Every now and again, the urge to fly fish from my float tube takes hold. Fishing from a float tube is not only a pleasant summer diversion but also the only way to fish a backwoods lake where boat access is difficult or limited.
I've learned a few things over the years and was reminded of them again this summer. Maybe they'll help you too.
|Float tubes, like this White River Fly Shop Lost Lake Open Front Float Tube, help fly fishing water not accessible by a boat or foot.|
1. Take the right tackle. I take two fly boxes that fit easily into the storage pockets and load them with flies appropriate to the species and water so that I can fish a wide variety of situations. In lakes I tend to use a sink tip line so I don't bother with dry flies. If you are going to go with a floating line, however, have a few weighted flies like the Clouser minnow available so you can work deeper water too.
2. Longer fly rods are better for casting in float tubes. I use 9-footers.
3. Plan your fishing spot. Remember, you're not going to cover a lot of water in an outing (unless floating a river) so enter close to the water you want to cover and fish every spot thoroughly before moving on.
4. Then don't go far. Never venture too far from shore. I like to be able to get to shore quickly in case of a puncture.
5. Remember your kicker keepers. Make sure your flippers are attached to your ankles with kicker keepers. That way if they slip off for some reason, they aren't lost.
6. Pack the ping-pong paddles. Consider taking along a couple of ping-pong paddles which work well in emergency situations, should you need more propulsion.
7. Take advantage of the wind. Fish into the wind or light current in a lake so that you can use take advantage of these things on your return when energy levels are not as high.
8. Don't just cast. Casting is fun, but trolling in a float tube is very effective too.
9. Don't forget extra clothes. Have a change of clothing in your vehicle. You are going to get wet.
10. Protect your valuables. Place important things like wallets and cell phones in baggies or waterproof cases.

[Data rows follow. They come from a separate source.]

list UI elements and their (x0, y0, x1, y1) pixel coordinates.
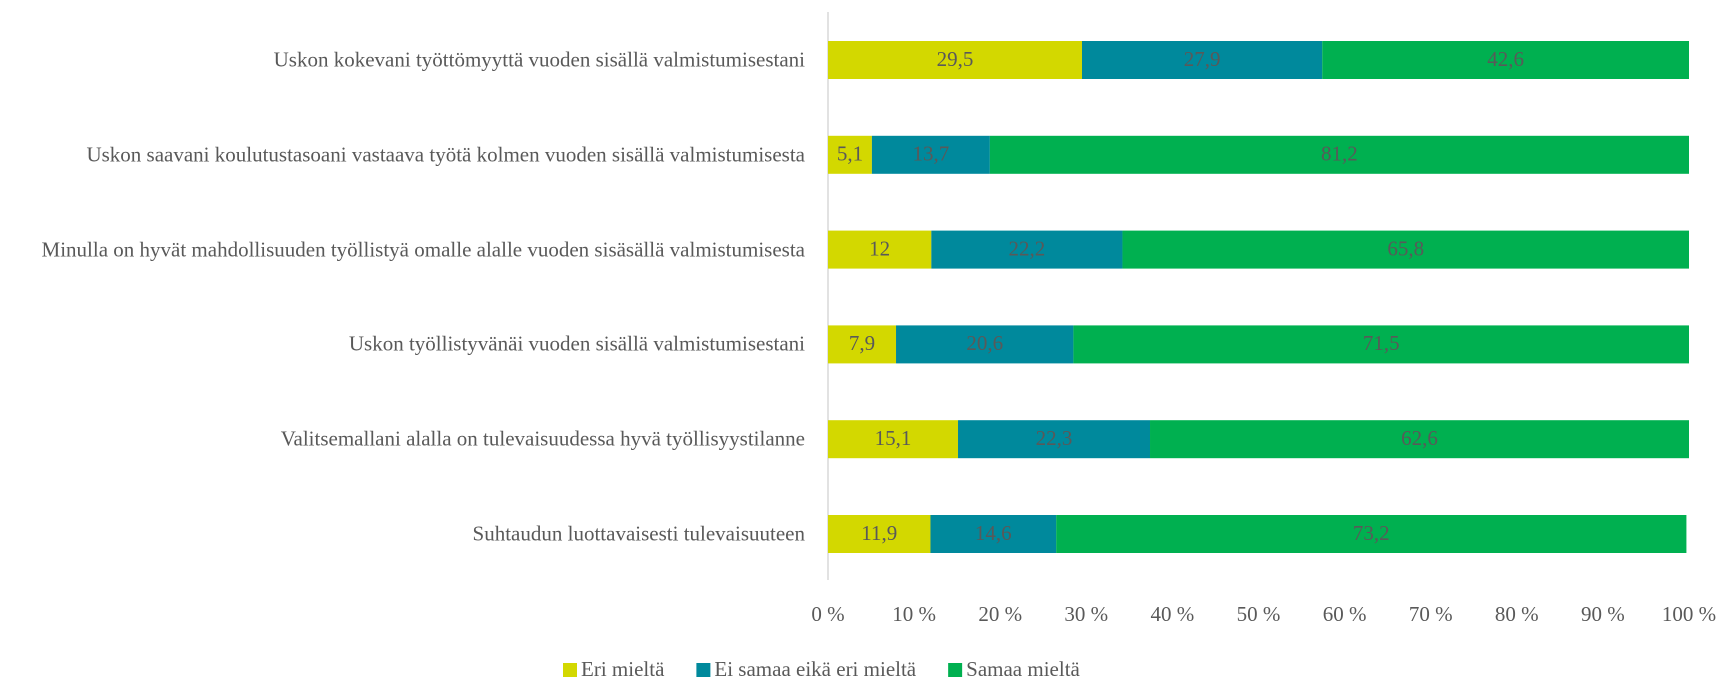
data-label: 71,5 (1363, 331, 1400, 355)
bar-segment (828, 135, 872, 174)
data-label: 81,2 (1321, 142, 1358, 166)
bar-segment (1081, 41, 1323, 79)
legend-label: Eri mieltä (581, 657, 665, 681)
bar-segment (1150, 420, 1689, 459)
category-label: Valitsemallani alalla on tulevaisuudessa… (280, 426, 805, 451)
data-label: 73,2 (1353, 521, 1390, 545)
category-label: Suhtaudun luottavaisesti tulevaisuuteen (472, 521, 805, 546)
x-tick-label: 90 % (1581, 602, 1625, 626)
x-tick-label: 10 % (892, 602, 936, 626)
category-label: Uskon saavani koulutustasoani vastaava t… (86, 142, 805, 167)
bar-segment (1073, 325, 1689, 364)
category-label: Uskon kokevani työttömyyttä vuoden sisäl… (273, 47, 805, 72)
x-tick-label: 80 % (1495, 602, 1539, 626)
bar-segment (896, 325, 1074, 364)
data-label: 42,6 (1487, 47, 1524, 71)
legend-label: Ei samaa eikä eri mieltä (714, 657, 916, 681)
category-label: Minulla on hyvät mahdollisuuden työllist… (41, 237, 805, 262)
bar-segment (1056, 515, 1687, 553)
bar-segment (931, 230, 1123, 269)
data-label: 22,2 (1009, 236, 1046, 260)
bar-segment (871, 135, 990, 174)
x-tick-label: 40 % (1151, 602, 1195, 626)
data-label: 27,9 (1184, 47, 1221, 71)
data-label: 62,6 (1401, 426, 1438, 450)
x-tick-label: 100 % (1662, 602, 1716, 626)
bar-segment (930, 515, 1057, 553)
data-label: 22,3 (1036, 426, 1073, 450)
data-label: 65,8 (1387, 236, 1424, 260)
legend-swatch (696, 663, 711, 677)
legend-swatch (563, 663, 577, 677)
category-label: Uskon työllistyvänäi vuoden sisällä valm… (348, 331, 805, 356)
bar-segment (828, 420, 959, 459)
data-label: 13,7 (913, 142, 950, 166)
x-tick-label: 20 % (978, 602, 1022, 626)
bar-segment (828, 41, 1082, 79)
data-label: 11,9 (861, 521, 897, 545)
legend-swatch (948, 663, 963, 677)
x-tick-label: 70 % (1409, 602, 1453, 626)
legend-label: Samaa mieltä (966, 657, 1080, 681)
x-tick-label: 50 % (1237, 602, 1281, 626)
data-label: 5,1 (837, 142, 863, 166)
bar-segment (989, 135, 1689, 174)
data-label: 20,6 (966, 331, 1003, 355)
bar-segment (828, 515, 931, 553)
data-label: 29,5 (937, 47, 974, 71)
data-label: 12 (869, 236, 890, 260)
x-tick-label: 60 % (1323, 602, 1367, 626)
x-tick-label: 30 % (1064, 602, 1108, 626)
bar-segment (1322, 41, 1689, 79)
bar-segment (958, 420, 1151, 459)
data-label: 7,9 (849, 331, 875, 355)
bar-segment (828, 325, 897, 364)
bar-segment (1122, 230, 1689, 269)
data-label: 14,6 (975, 521, 1012, 545)
x-tick-label: 0 % (811, 602, 844, 626)
data-label: 15,1 (875, 426, 912, 450)
bar-segment (828, 230, 932, 269)
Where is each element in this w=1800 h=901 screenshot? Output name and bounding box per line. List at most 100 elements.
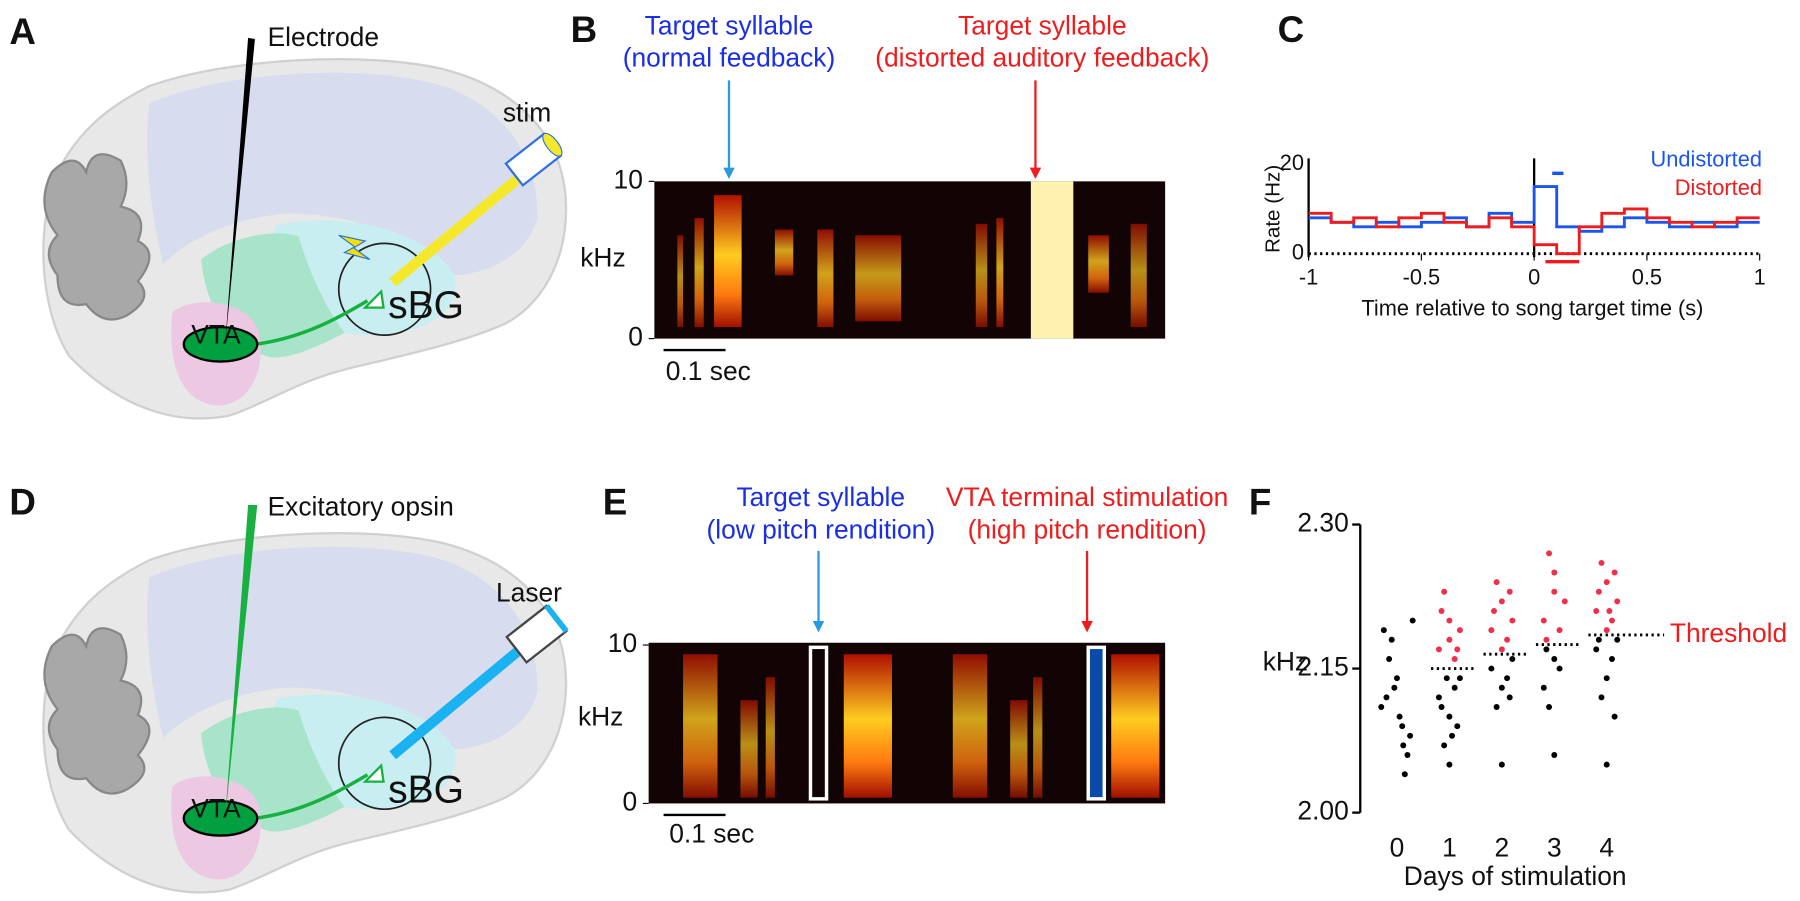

11. Make sure you're seen. Wear a blaze orange cap if your float tube isn't highly visible.
12. Watch the time. If you are planning to be out for four hours, start heading back to your spot at the two hour mark.
13. Protect your skin. Remember, you are low to the water and the sun will reflect off it severely. Take precautions against the sun.
14. Fuel your body. Take water and a snack too.
Float tube fishing is fun, but it takes planning. Do that, and you'll have summer memories that last a lifetime.